Dispõe o art. 615º, n. 1 als b). c) do CPC, que a sentença é nula quando não especifique os fundamentos de facto e de direito que justificam a decisão (al. b) e quando os fundamentos estejam em oposição com a decisão ou ocorra alguma ambiguidade ou obscuridade que torne a decisão ininteligível (al. c).
Como referem Lebre de Freitas e Isabel Alexandre, CPC Anotado, volume 2º, 3ª edição, Almedina, pags.734/735/736, apenas se verifica a nulidade prevista na al. b) quando falte em absoluto a indicação dos fundamentos de facto ou a indicação dos fundamentos de direito da decisão; e a alínea c) do n.º 1 do citado art. 615º contempla apenas a ininteligibilidade da parte decisória e não da fundamentação.
Ora, no caso, é manifesto que a decisão recorrida contém fundamentação de facto e de direito.
Nesta refere-se que:
“O período da cessão de rendimentos iniciou-se em Julho de 2017 e considera-se findo em Abril de 2022.
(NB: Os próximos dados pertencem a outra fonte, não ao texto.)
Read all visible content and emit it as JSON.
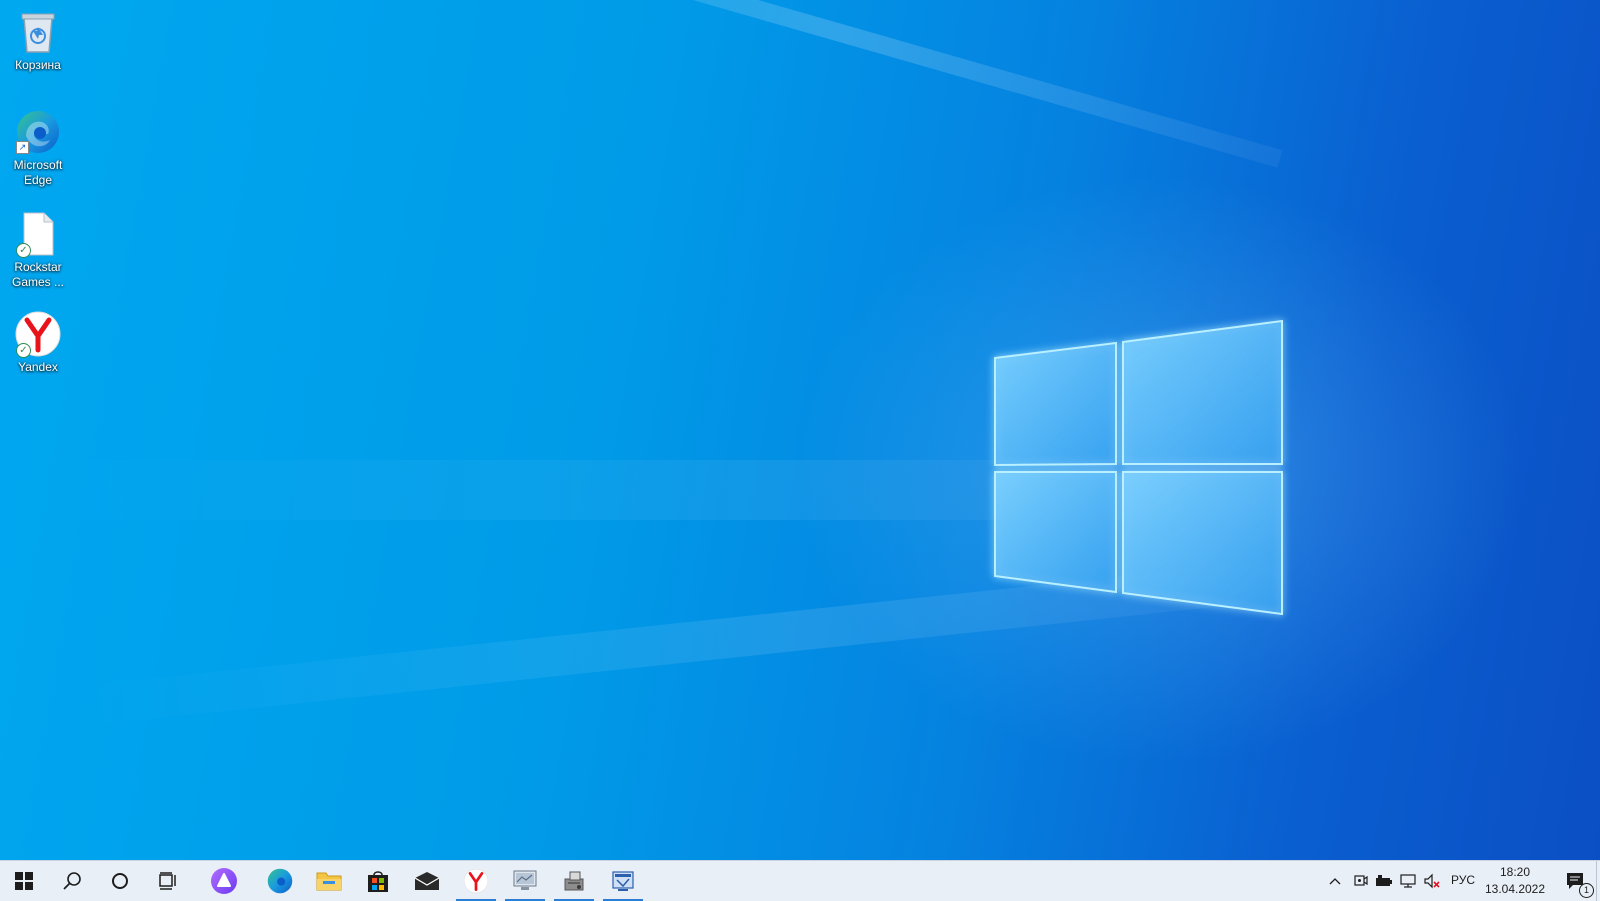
{
  "desktop": {
    "icons": [
      {
        "label": "Корзина",
        "icon": "recycle-bin-icon"
      },
      {
        "label": "Microsoft Edge",
        "icon": "edge-icon"
      },
      {
        "label": "Rockstar Games ...",
        "icon": "document-icon"
      },
      {
        "label": "Yandex",
        "icon": "yandex-browser-icon"
      }
    ],
    "sync_mark": "✓",
    "shortcut_mark": "↗"
  },
  "taskbar": {
    "pinned": [
      {
        "name": "start-button",
        "icon": "windows-logo-icon",
        "active": false
      },
      {
        "name": "search-button",
        "icon": "search-icon",
        "active": false
      },
      {
        "name": "cortana-button",
        "icon": "circle-icon",
        "active": false
      },
      {
        "name": "task-view-button",
        "icon": "task-view-icon",
        "active": false
      },
      {
        "name": "alice-button",
        "icon": "alice-assistant-icon",
        "active": false
      },
      {
        "name": "edge-taskbar-button",
        "icon": "edge-icon",
        "active": false
      },
      {
        "name": "file-explorer-button",
        "icon": "folder-icon",
        "active": false
      },
      {
        "name": "store-button",
        "icon": "store-icon",
        "active": false
      },
      {
        "name": "mail-button",
        "icon": "mail-icon",
        "active": false
      },
      {
        "name": "yandex-taskbar-button",
        "icon": "yandex-browser-icon",
        "active": true
      },
      {
        "name": "app-window-1-button",
        "icon": "monitor-icon",
        "active": true
      },
      {
        "name": "app-window-2-button",
        "icon": "installer-icon",
        "active": true
      },
      {
        "name": "app-window-3-button",
        "icon": "setup-icon",
        "active": true
      }
    ],
    "tray": {
      "icons": [
        "chevron-up-icon",
        "meet-now-icon",
        "battery-icon",
        "network-icon",
        "volume-muted-icon"
      ],
      "language": "РУС",
      "time": "18:20",
      "date": "13.04.2022",
      "notifications_count": "1"
    }
  },
  "colors": {
    "accent": "#2a7fd4",
    "taskbar_bg": "#e9eff6",
    "wallpaper_light": "#00a8f0",
    "wallpaper_dark": "#0b4fc4"
  }
}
Requer o devedor que se considere excluído do rendimento disponível o montante de € 165, 00, a somar ao salário mínimo nacional vigente em cada ano e à pensão de alimentos paga mensalmente.
No despacho liminar de 18-02-2014, que admitiu o pedido de exoneração do passivo restante, considerou-se indisponível a quantia de € 650, 00, quando o salário mínimo vigente à data de 2012 se cifrava em € 485, 00 (DL 143/2010, de 31-12).
O que significa que se considerou com valor indisponível o referido montante e não o salário mínimo vigente à data, por se entender que corresponderia ao valor essencial a uma subsistência digna.
Assinala-se que nada vem expressamente referido, no referido despacho, quanto à qualificação, nomeadamente como “regra”, da diferença entre o montante fixado e o salário mínimo nacional vigente, nada autorizando a extrapolação da indicada diferença para os anos seguintes, ademais não sustentada em factos atinentes a despesas supervenientes do devedor.
Ora, o período da cessão iniciou-se em 2017 e apenas em 2021 e 2022 o salário mínimo nacional excede os € 650, 00 fixados, sendo o correspondente a €665, 00 e em 2022, a € 705, 00 ((DL 109-B/2021, de 07-12).
Até então, foi sempre inferior (€ 557, 00; € 580, 00; € 600, 00 e € 635, 00).
De modo que se considera ser de manter o rendimento indisponível fixado no despacho liminar sempre que o salário mínimo nacional se apresente inferior, ou seja, até ao ano de 2020 e nos anos de 2021 e 2022, deverá ser considerado como rendimento indisponível o correspondente ao salário mínimo nacional vigente, porque superior e considerado pelo legislador como aquela quantia que responde pela subsistência mínima do devedor.
Ademais, o devedor não alega factos que permitam alterar o rendimento indisponível nos termos requeridos”.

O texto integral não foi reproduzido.